LET'S MAKE LOVE (AND LISTEN TO DEATH FROM ABOVE), CSS
(December 2009)
Pre-Christmas in San Francisco: It was snowing, I was sick, and it was miserable. I was going back to San Francisco for Christmas the following day, but on this day, I had tons of shit to do. I had to do last-minute Christmas shopping (Selfridges on Oxford Street to buy some candy for my parents, Camden to buy a pashmina for my grandmother, etc.), I had to print my flight itinerary, and pick up a package for Nick from the post office. All while it was snowing. Heavily. Did I mention that living in London totally took away any sort of theoretical magical qualities that snow had for me?

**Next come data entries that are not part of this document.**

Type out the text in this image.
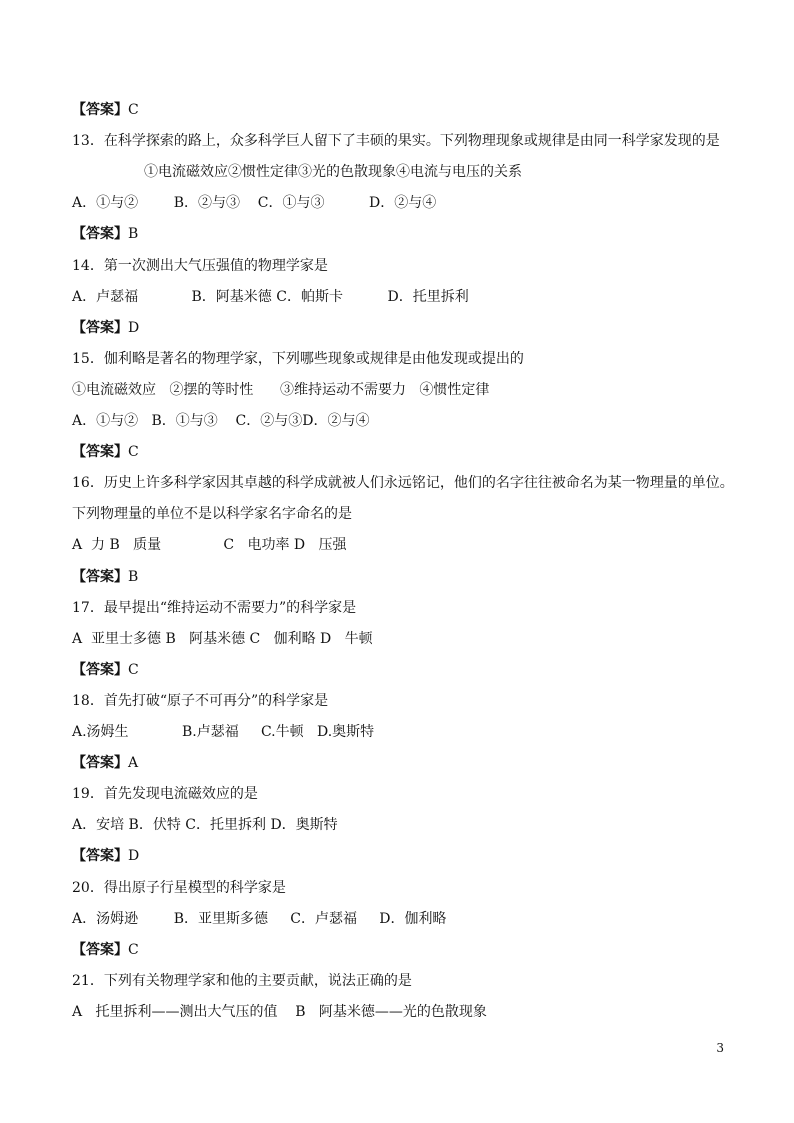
【答案】C
13．在科学探索的路上，众多科学巨人留下了丰硕的果实。下列物理现象或规律是由同一科学家发现的是
①电流磁效应②惯性定律③光的色散现象④电流与电压的关系
A．①与②        B．②与③    C．①与③          D．②与④
【答案】B
14．第一次测出大气压强值的物理学家是
A．卢瑟福            B．阿基米德 C．帕斯卡          D．托里拆利
【答案】D
15．伽利略是著名的物理学家，下列哪些现象或规律是由他发现或提出的
①电流磁效应   ②摆的等时性      ③维持运动不需要力   ④惯性定律
A．①与②   B．①与③    C．②与③D．②与④
【答案】C
16．历史上许多科学家因其卓越的科学成就被人们永远铭记，他们的名字往往被命名为某一物理量的单位。
下列物理量的单位不是以科学家名字命名的是
A  力 B   质量              C   电功率 D   压强
【答案】B
17．最早提出“维持运动不需要力”的科学家是
A  亚里士多德 B   阿基米德 C   伽利略 D   牛顿
【答案】C
18．首先打破“原子不可再分”的科学家是
A.汤姆生            B.卢瑟福     C.牛顿   D.奥斯特
【答案】A
19．首先发现电流磁效应的是
A．安培 B．伏特 C．托里拆利 D．奥斯特
【答案】D
20．得出原子行星模型的科学家是
A．汤姆逊        B．亚里斯多德     C．卢瑟福     D．伽利略
【答案】C
21．下列有关物理学家和他的主要贡献，说法正确的是
A   托里拆利——测出大气压的值    B   阿基米德——光的色散现象
3
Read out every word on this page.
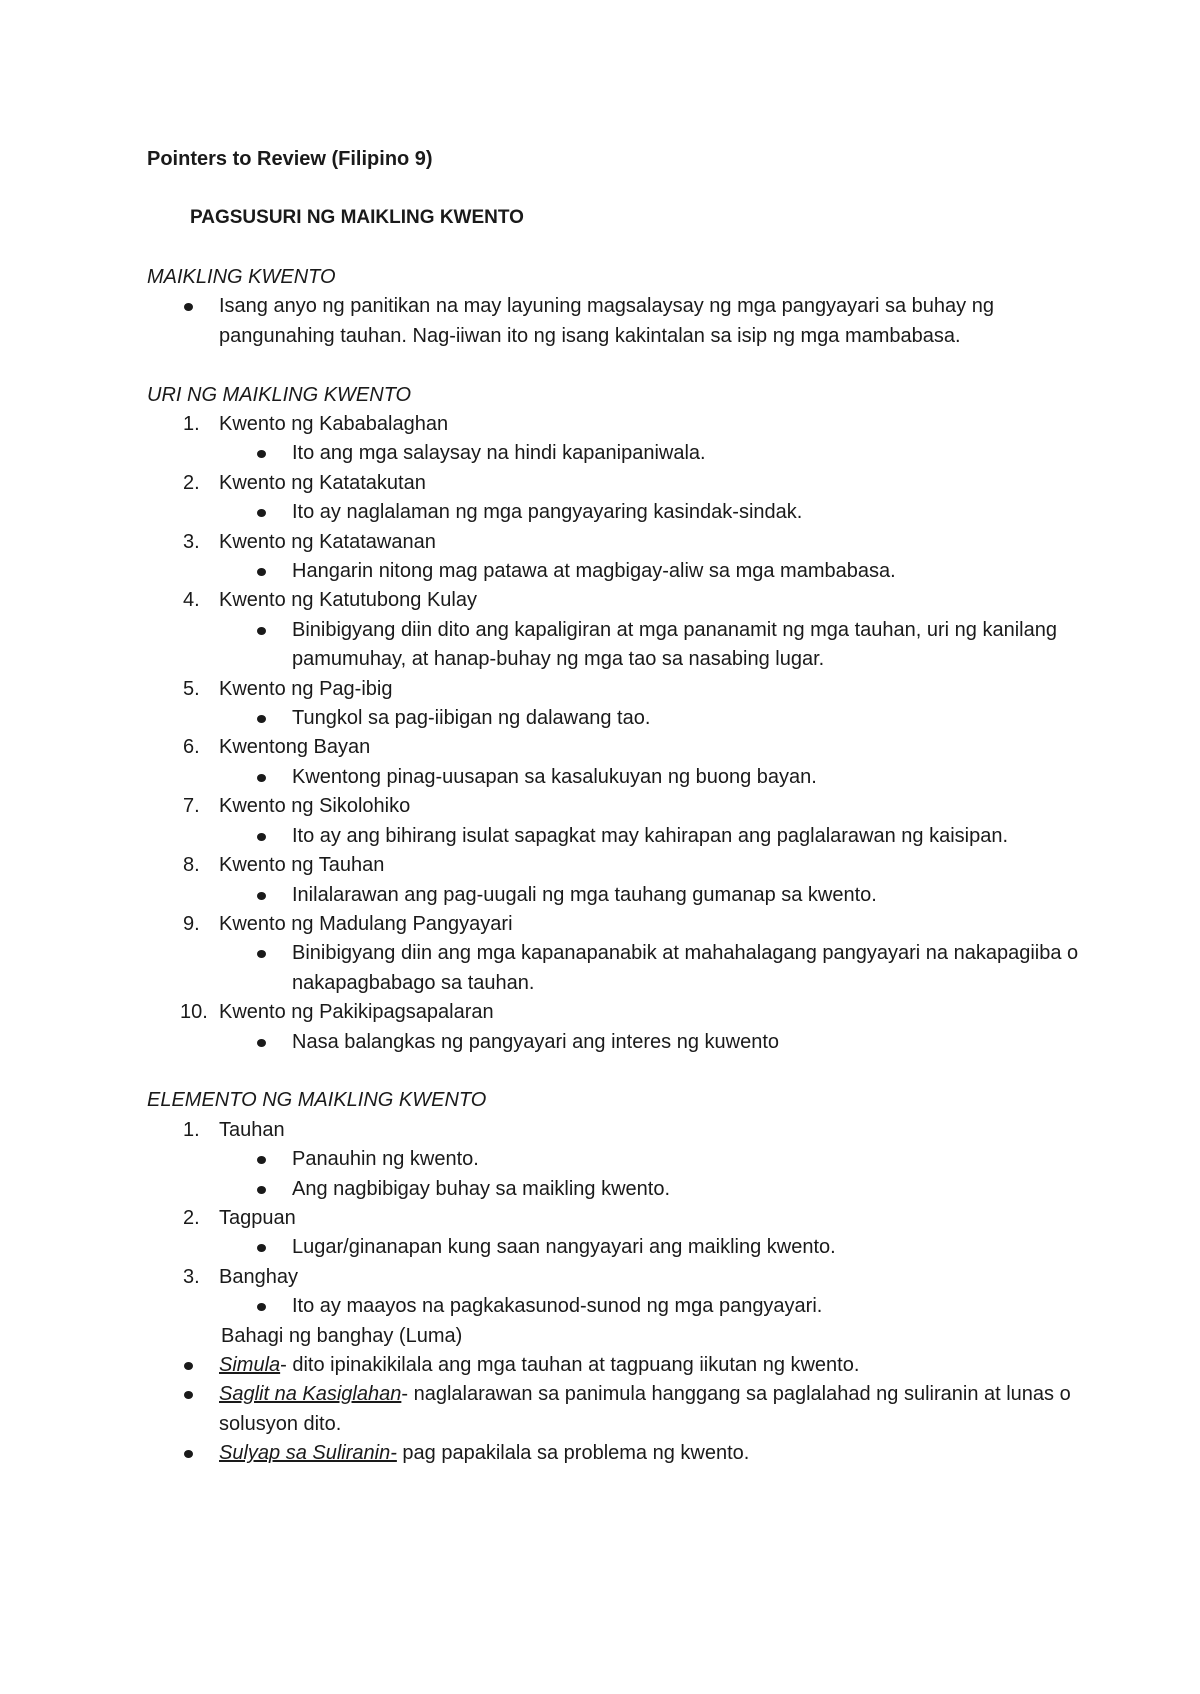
Pointers to Review (Filipino 9)

PAGSUSURI NG MAIKLING KWENTO

MAIKLING KWENTO

Isang anyo ng panitikan na may layuning magsalaysay ng mga pangyayari sa buhay ng pangunahing tauhan. Nag-iiwan ito ng isang kakintalan sa isip ng mga mambabasa.

URI NG MAIKLING KWENTO

1. Kwento ng Kababalaghan
Ito ang mga salaysay na hindi kapanipaniwala.
2. Kwento ng Katatakutan
Ito ay naglalaman ng mga pangyayaring kasindak-sindak.
3. Kwento ng Katatawanan
Hangarin nitong mag patawa at magbigay-aliw sa mga mambabasa.
4. Kwento ng Katutubong Kulay
Binibigyang diin dito ang kapaligiran at mga pananamit ng mga tauhan, uri ng kanilang pamumuhay, at hanap-buhay ng mga tao sa nasabing lugar.
5. Kwento ng Pag-ibig
Tungkol sa pag-iibigan ng dalawang tao.
6. Kwentong Bayan
Kwentong pinag-uusapan sa kasalukuyan ng buong bayan.
7. Kwento ng Sikolohiko
Ito ay ang bihirang isulat sapagkat may kahirapan ang paglalarawan ng kaisipan.
8. Kwento ng Tauhan
Inilalarawan ang pag-uugali ng mga tauhang gumanap sa kwento.
9. Kwento ng Madulang Pangyayari
Binibigyang diin ang mga kapanapanabik at mahahalagang pangyayari na nakapagiiba o nakapagbabago sa tauhan.
10. Kwento ng Pakikipagsapalaran
Nasa balangkas ng pangyayari ang interes ng kuwento

ELEMENTO NG MAIKLING KWENTO

1. Tauhan
Panauhin ng kwento.
Ang nagbibigay buhay sa maikling kwento.
2. Tagpuan
Lugar/ginanapan kung saan nangyayari ang maikling kwento.
3. Banghay
Ito ay maayos na pagkakasunod-sunod ng mga pangyayari.

Bahagi ng banghay (Luma)

Simula- dito ipinakikilala ang mga tauhan at tagpuang iikutan ng kwento.
Saglit na Kasiglahan- naglalarawan sa panimula hanggang sa paglalahad ng suliranin at lunas o solusyon dito.
Sulyap sa Suliranin- pag papakilala sa problema ng kwento.
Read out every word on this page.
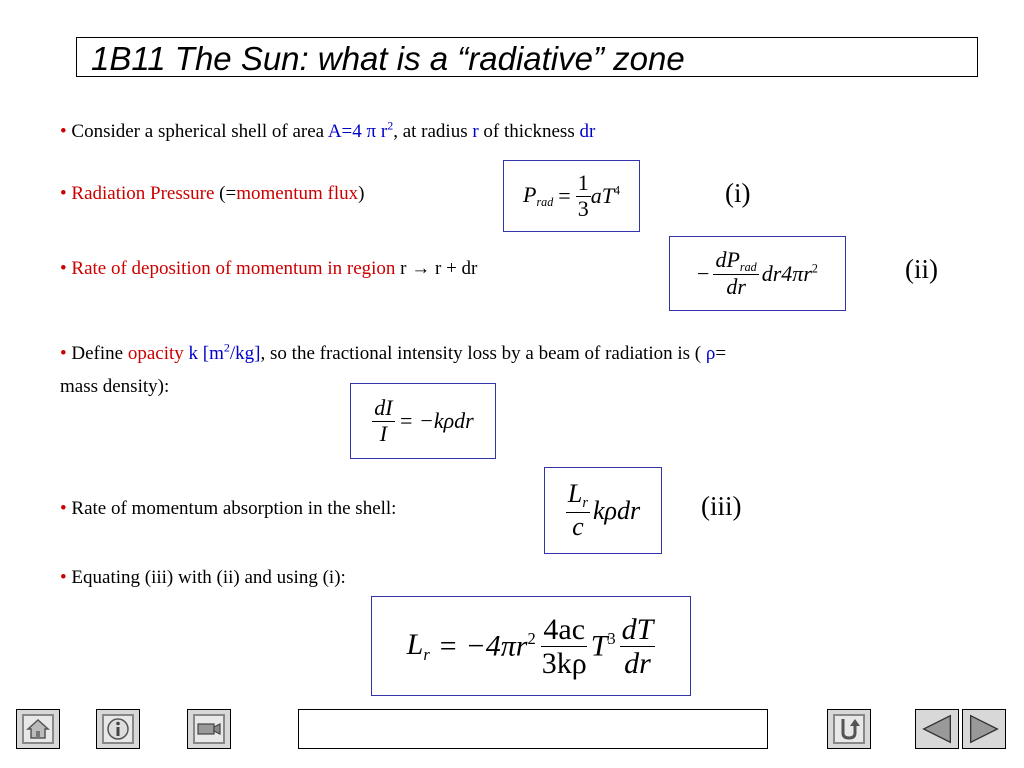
1B11 The Sun: what is a “radiative” zone
• Consider a spherical shell of area A=4 π $r^2$, at radius r of thickness dr
• Radiation Pressure (=momentum flux)	$P_{rad} = \frac{1}{3} aT^4$	(i)
• Rate of deposition of momentum in region r → r + dr	− $\frac{dP_{rad}}{dr} dr4\pi r^2$	(ii)
• Define opacity k $[m^2/kg]$, so the fractional intensity loss by a beam of radiation is ( ρ=
mass density):
$\frac{dI}{I} = -k\rho dr$
• Rate of momentum absorption in the shell:	$\frac{L_r}{c}$ kρdr (iii)
• Equating (iii) with (ii) and using (i):
$L_r = -4\pi r^2 \frac{4ac}{3k\rho} T^3 \frac{dT}{dr}$
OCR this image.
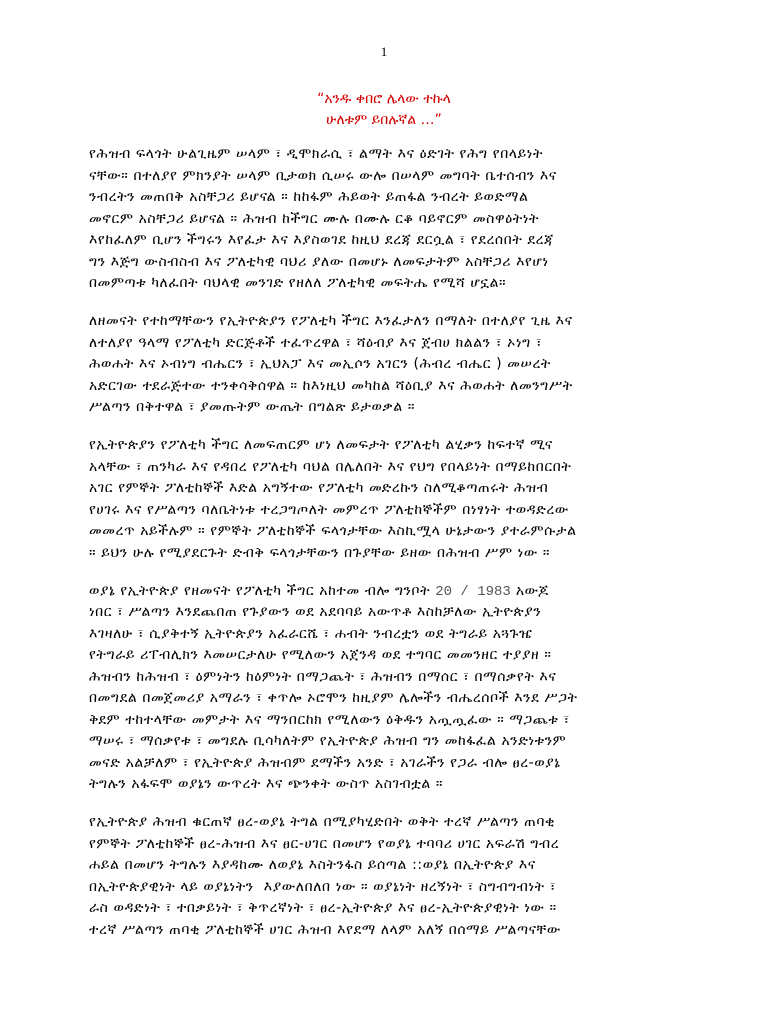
1
“አንዱ ቀበሮ ሌላው ተኩላ
ሁለቱም ይበሉኛል …”
የሕዝብ ፍላጎት ሁልጊዜም ሠላም ፣ ዲሞክራሲ ፣ ልማት እና ዕድገት የሕግ የበላይነት
ናቸው። በተለያየ ምክንያት ሠላም ቢታወክ ሲሠሩ ውሎ በሠላም መግባት ቤተሰብን እና
ንብረትን መጠበቅ አስቸጋሪ ይሆናል ። ከከፋም ሕይወት ይጠፋል ንብረት ይወድማል
መኖርም አስቸጋሪ ይሆናል ። ሕዝብ ከችግር ሙሉ በሙሉ ርቆ ባይኖርም መስዋዕትነት
እየከፈለም ቢሆን ችግሩን እየፈታ እና እያስወገደ ከዚህ ደረጃ ደርሷል ፣ የደረሰበት ደረጃ
ግን እጅግ ውስብስብ እና ፖለቲካዊ ባህሪ ያለው በመሆኑ ለመፍታትም አስቸጋሪ እየሆነ
በመምጣቱ ካለፈበት ባህላዊ መንገድ የዘለለ ፖለቲካዊ መፍትሔ የሚሻ ሆኗል።
ለዘመናት የተከማቸውን የኢትዮጵያን የፖለቲካ ችግር እንፈታለን በማለት በተለያየ ጊዜ እና
ለተለያየ ዓላማ የፖለቲካ ድርጅቶች ተፈጥረዋል ፣ ሻዕብያ እና ጀብሀ ክልልን ፣ ኦነግ ፣
ሕወሐት እና ኦብነግ ብሔርን ፣ ኢህአፓ እና መኢሶን አገርን (ሕብረ ብሔር ) መሠረት
አድርገው ተደራጅተው ተንቀሳቅሰዋል ። ከእነዚህ መካከል ሻዕቢያ እና ሕወሐት ለመንግሥት
ሥልጣን በቅተዋል ፣ ያመጡትም ውጤት በግልጽ ይታወቃል ።
የኢትዮጵያን የፖለቲካ ችግር ለመፍጠርም ሆነ ለመፍታት የፖለቲካ ልሂቃን ከፍተኛ ሚና
አላቸው ፣ ጠንካራ እና የዳበረ የፖለቲካ ባህል በሌለበት እና የህግ የበላይነት በማይከበርበት
አገር የምኞት ፖለቲከኞች እድል አግኝተው የፖለቲካ መድረኩን ስለሚቆጣጠሩት ሕዝብ
የሀገሩ እና የሥልጣን ባለቤትነቱ ተረጋግጦለት መምረጥ ፖለቲከኞችም በነፃነት ተወዳድረው
መመረጥ አይችሉም ። የምኞት ፖለቲከኞች ፍላጎታቸው እስኪሟላ ሁኔታውን ያተራምሱታል
። ይህን ሁሉ የሚያደርጉት ድብቅ ፍላጎታቸውን በጉያቸው ይዘው በሕዝብ ሥም ነው ።
ወያኔ የኢትዮጵያ የዘመናት የፖለቲካ ችግር አከተመ ብሎ ግንቦት 20 / 1983 አውጆ
ነበር ፣ ሥልጣን እንደጨበጠ የጉያውን ወደ አደባባይ አውጥቶ እስከቻለው ኢትዮጵያን
እገዛለሁ ፣ ሲያቅተኝ ኢትዮጵያን አፈራርሼ ፣ ሐብት ንብረቷን ወደ ትግራይ አጓጉዤ
የትግራይ ሪፐብሊክን እመሠርታለሁ የሚለውን አጀንዳ ወደ ተግባር መመንዘር ተያያዘ ።
ሕዝብን ከሕዝብ ፣ ዕምነትን ከዕምነት በማጋጨት ፣ ሕዝብን በማሰር ፣ በማሰቃየት እና
በመግደል በመጀመሪያ አማራን ፣ ቀጥሎ ኦሮሞን ከዚያም ሌሎችን ብሔረሰቦች እንደ ሥጋት
ቅደም ተከተላቸው መምታት እና ማንበርከክ የሚለውን ዕቅዱን አጧጧፈው ። ማጋጨቱ ፣
ማሠሩ ፣ ማሰቃየቱ ፣ መግደሉ ቢሳካለትም የኢትዮጵያ ሕዝብ ግን መከፋፈል አንድነቱንም
መናድ አልቻለም ፣ የኢትዮጵያ ሕዝብም ደማችን አንድ ፣ አገራችን የጋራ ብሎ ፀረ-ወያኔ
ትግሉን አፋፍሞ ወያኔን ውጥረት እና ጭንቀት ውስጥ አስገብቷል ።
የኢትዮጵያ ሕዝብ ቁርጠኛ ፀረ-ወያኔ ትግል በሚያካሂድበት ወቅት ተረኛ ሥልጣን ጠባቂ
የምኞት ፖለቲከኞች ፀረ-ሕዝብ እና ፀር-ሀገር በመሆን የወያኔ ተባባሪ ሀገር አፍራሽ ግብረ
ሐይል በመሆን ትግሉን እያዳከሙ ለወያኔ እስትንፋስ ይሰጣል ::ወያኔ በኢትዮጵያ እና
በኢትዮጵያዊነት ላይ ወያኔነትን  እያውለበለበ ነው ። ወያኔነት ዘረኝነት ፣ ስግብግብነት ፣
ራስ ወዳድነት ፣ ተበቃይነት ፣ ቅጥረኛነት ፣ ፀረ-ኢትዮጵያ እና ፀረ-ኢትዮጵያዊነት ነው ።
ተረኛ ሥልጣን ጠባቂ ፖለቲከኞች ሀገር ሕዝብ እየደማ ለላም አለኝ በሰማይ ሥልጣናቸው
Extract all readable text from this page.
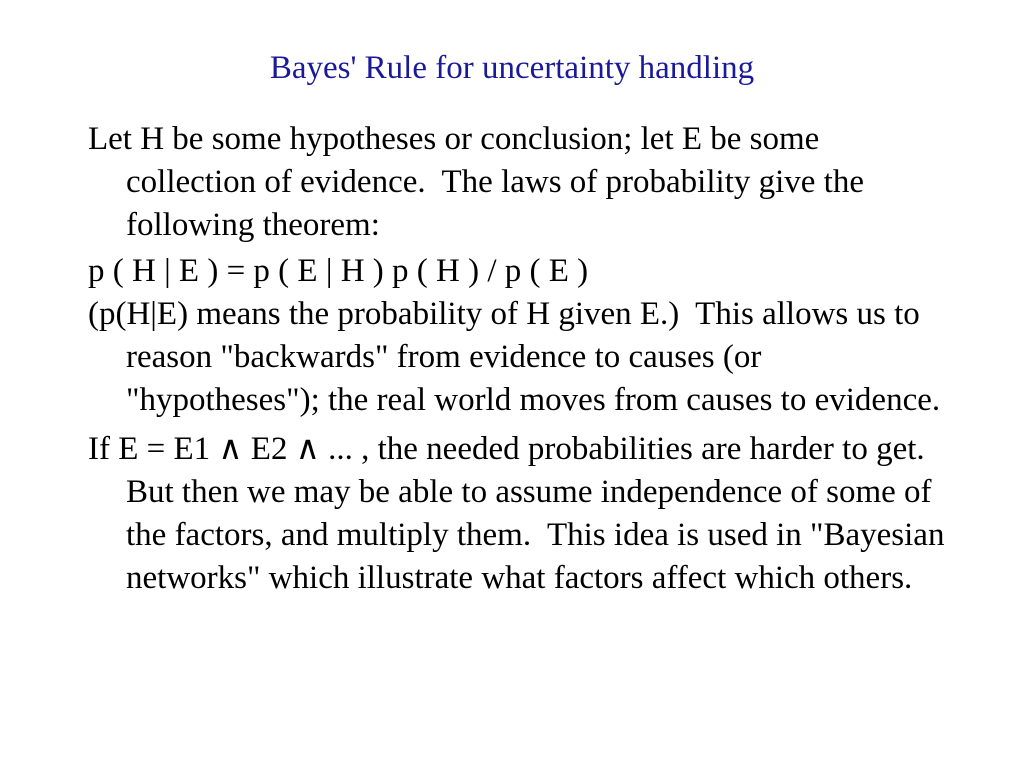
Bayes' Rule for uncertainty handling

Let H be some hypotheses or conclusion; let E be some collection of evidence.  The laws of probability give the following theorem:

p ( H | E ) = p ( E | H ) p ( H ) / p ( E )

(p(H|E) means the probability of H given E.)  This allows us to reason "backwards" from evidence to causes (or "hypotheses"); the real world moves from causes to evidence.

If E = E1 ∧ E2 ∧ ... , the needed probabilities are harder to get.  But then we may be able to assume independence of some of the factors, and multiply them.  This idea is used in "Bayesian networks" which illustrate what factors affect which others.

I returned to Old Street at a fairly late hour (well, probably about ten o'clock), after having fallen on my ass around several places in London several times, and placed my snow-covered bag on my bed, took off my boots, and turned on the TV, hoping to catch an episode of "Come Dine With Me" on Channel 4. I had been unexpectedly surprised that morning when "The Ten Commandments" popped up on screen. So, I had high hopes that another one of the things that made my life the bright and sparkly thing it is would show up on my airwaves.
And what do I see? This perfume commercial, or at least it looks like a perfume commercial. You know, black-and-white, glossy, full of models erotically fondling a perfume bottle? I mean, usually the perfume bottle is the giveaway, but sometimes you're not sure. Anyway, in this commercial, the models were Chloe Sevigny, Clemence Poesy, and some other blonde chick, and the ad was literally close-ups of their faces and bare shoulders, holding the perfume bottle and, like, making out with it, all while this really cool electroclash instrumental is playing. When the 20-second ad was over, I was like, "Okay. I need to find out what song that is! (And so glad to see Chloe Sevigny not all Big Love-d out.)"
The interwebs informed me that this song was called "Let's Make Love (And Listen to Death From Above)" by Brazilian band CSS, or Cansei de Ser Sexy, which, like, really, what an obnoxious thing to call your band, even if the urban legend of them taking it from a Beyonce speech or whatever. They actually aren't sexy at all, unless you're into self-consciously indie goodness. In which case, pop in their video, unzip, and go to town.
I become obsessed with the song pretty much overnight, while I'm packing up to go back to San Francisco. I have to get to Heathrow really early in the morning, so I figure "Why sleep?" Especially since I have an insane twelve-hour flight. So, I play this song, like, five times in a row, then listen to an episode of "This American Life," then listen to the song another five times, trying to imagine what this lead singer looks like. I find out, later, that "Lovefoxx," as she calls herself, doesn't look like the dusty lean and thin model-type that I had in my head, but like an impish cross between my friend Liza and a Cabbage Patch doll.
I play the song when I'm back in London one day, and Nick is like "Oh GOD! I hate 'Let's Make Love'! It was played all the time, like, three years ago." I then started thinking about what music makes it big in the States versus the rest of the world, and this was just another example of a song being a big hit one place and being virtually nonexistent elsewhere.
And, despite the fact that I do find the band really up their own ass in terms of how too cool for school they are, the video makes me smile. It's so joyous. Weird.